Но дракон не стал жечь его. Он низко наклонил свою ужасную голову, и из его пасти, пахнущей дымом и древней пылью, вырвался хриплый, гулкий шепот, от которого задрожали стены логова:

— Ты высвободил меня от оков... и принял мое бремя. Отныне это твое проклятие.

Из раны в груди дракона вырвался сгусток той самой черной субстанции. Он был не просто жидкостью — это была сама тьма, воплощенная в форму, клубящаяся и живая. Сгусток, словно стрела, вонзился Элиану прямо в грудь, аккурат в сердце.

Взрыв боли был таким всепоглощающим, что мир померк. Он не просто потерял сознание. Он почувствовал, как его собственная душа разрывается на части и замещается чем-то древним, чужеродным и бесконечно могущественным.

Очнулся он один.

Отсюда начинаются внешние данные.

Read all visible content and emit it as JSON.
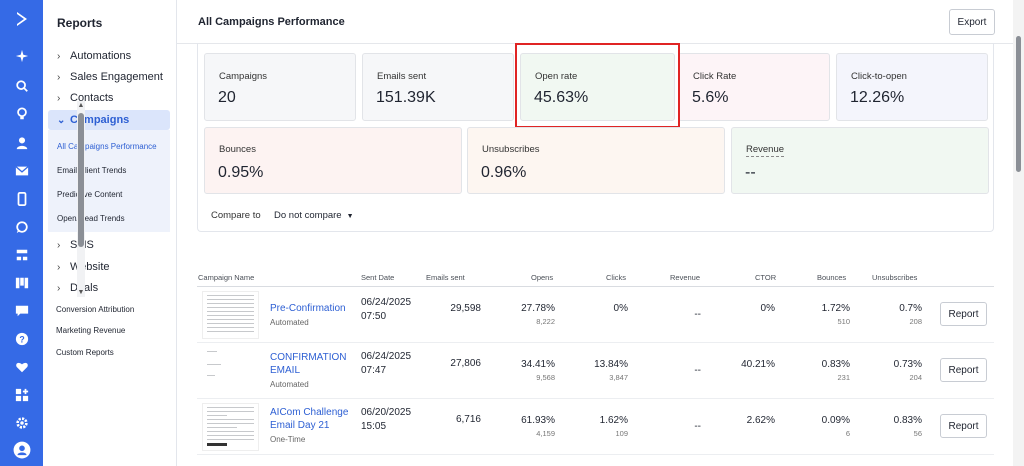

Тела дракона не было. Не было и скелета рыцаря. Лишь на полу лежал почерневший, истлевший наконечник. Проход за хвостом был открыт.

Путь обратно был не путем, а порывом ветра. Элиан не знал усталости, не нуждался в сне и пище. Его гнала вперед единая, всепоглощающая мысль, что стучала в висках в такт новому, могучему сердцебиению: «Мое сокровище. Мое сокровище угасает. Я должен успеть. Должен обнять ее. Должен вдохнуть в нее жизнь. Мое… Мое…» Леса расступались перед ним, воды осушались под его ногами, а в глазах его горел тот самый угольный огонь, что он видел в пещере.

Он достиг опушки Леса Теней, их места, всего за несколько дней, словно пространство сжималось перед его волей. А в замке, меж тем, наступали последние часы.

Отчаяние короля достигло своего предела. Он видел, как дочь его, некогда полная жизни, теперь лежит на шелках, худая, как скелет, обтянутый кожей, и холодная, как мрамор надгробия. Ничто не помогало. Никто не пришел. Словно безумный, он упал перед ее ложем на колени, не в силах быть владыкой, лишь отцом.

— Дитя мое, — хрипел он, сжимая ее ледяную руку, по которой уже ползла синева смерти. — Не покидай меня. Прошу… Я отдам все королевство. Я отдам свою душу. Только дыши…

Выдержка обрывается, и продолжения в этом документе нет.